Direitos em doenças raras são o foco de uma cartilha lançada pela Ordem dos Advogados do Brasil no Rio de Janeiro, a OAB-RJ. O guia reúne informações sobre saúde, educação, benefícios previdenciários e canais de proteção para pacientes, familiares, cuidadores, profissionais e gestores públicos.
Segundo a entidade, mais de 13 milhões de pessoas convivem com algum tipo de doença rara no Brasil. Além do diagnóstico tardio e dos tratamentos prolongados, muitas famílias enfrentam uma dificuldade adicional: o desconhecimento das garantias previstas na legislação.
Direitos em doenças raras incluem acesso ao SUS
Na saúde, a cartilha explica o atendimento pelo Sistema Único de Saúde, o acesso a exames genéticos e a diagnósticos complexos. O documento também aborda o fornecimento gratuito de medicamentos de alto custo e o tratamento fora do domicílio.
Esses serviços integram os direitos em doenças raras apresentados no guia. A publicação não cria novas garantias, mas organiza informações já previstas nas leis e indica caminhos para o cidadão buscar atendimento.
Direitos em doenças raras também alcançam a educação
Na educação, a cartilha aborda recursos de acessibilidade, adaptações curriculares e a implementação do Plano Educacional Individualizado. O objetivo é assegurar condições adequadas para aprendizagem e permanência na escola.
O documento informa ainda que instituições privadas não podem cobrar valores adicionais nas mensalidades por medidas de inclusão. Dessa forma, os direitos em doenças raras ultrapassam o atendimento médico e alcançam a vida escolar.
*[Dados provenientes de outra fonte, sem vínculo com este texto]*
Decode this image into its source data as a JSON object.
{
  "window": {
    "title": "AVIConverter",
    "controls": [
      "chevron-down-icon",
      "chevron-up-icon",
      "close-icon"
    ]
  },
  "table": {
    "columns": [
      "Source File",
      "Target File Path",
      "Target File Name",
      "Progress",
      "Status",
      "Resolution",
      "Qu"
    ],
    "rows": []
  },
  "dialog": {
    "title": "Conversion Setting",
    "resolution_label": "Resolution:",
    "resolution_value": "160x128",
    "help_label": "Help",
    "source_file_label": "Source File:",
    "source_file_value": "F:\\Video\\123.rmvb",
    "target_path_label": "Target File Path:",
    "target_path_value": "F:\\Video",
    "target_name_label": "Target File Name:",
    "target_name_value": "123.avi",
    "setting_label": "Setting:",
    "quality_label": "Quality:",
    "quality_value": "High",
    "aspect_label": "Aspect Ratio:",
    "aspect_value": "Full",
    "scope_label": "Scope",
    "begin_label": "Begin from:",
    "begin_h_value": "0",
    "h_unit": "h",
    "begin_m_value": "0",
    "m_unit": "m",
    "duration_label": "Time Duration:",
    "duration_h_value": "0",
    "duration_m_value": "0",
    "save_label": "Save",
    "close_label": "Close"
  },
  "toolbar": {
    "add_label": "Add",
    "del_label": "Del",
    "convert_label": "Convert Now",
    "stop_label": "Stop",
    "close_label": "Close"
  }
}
Cartilha explica BPC e benefícios do INSS
Na área previdenciária, o guia apresenta os caminhos para a concessão do Benefício de Prestação Continuada, o BPC. Também cita aposentadoria por incapacidade permanente e auxílio por incapacidade temporária para segurados do INSS.
Nos direitos em doenças raras, a proteção previdenciária aparece ligada à subsistência e à inclusão. A publicação aborda ainda a Lei Brasileira de Inclusão e normas estaduais e municipais do Rio de Janeiro.
Direitos em doenças raras e os canais de denúncia
Quando uma garantia não é respeitada, o cidadão pode procurar a Defensoria Pública, o Ministério Público e as Ouvidorias do SUS. No Rio de Janeiro, o guia também cita a Câmara de Resolução de Litígios em Saúde.
A defesa dos direitos em doenças raras depende de informação clara sobre quais instituições recebem reclamações, denúncias e pedidos de orientação.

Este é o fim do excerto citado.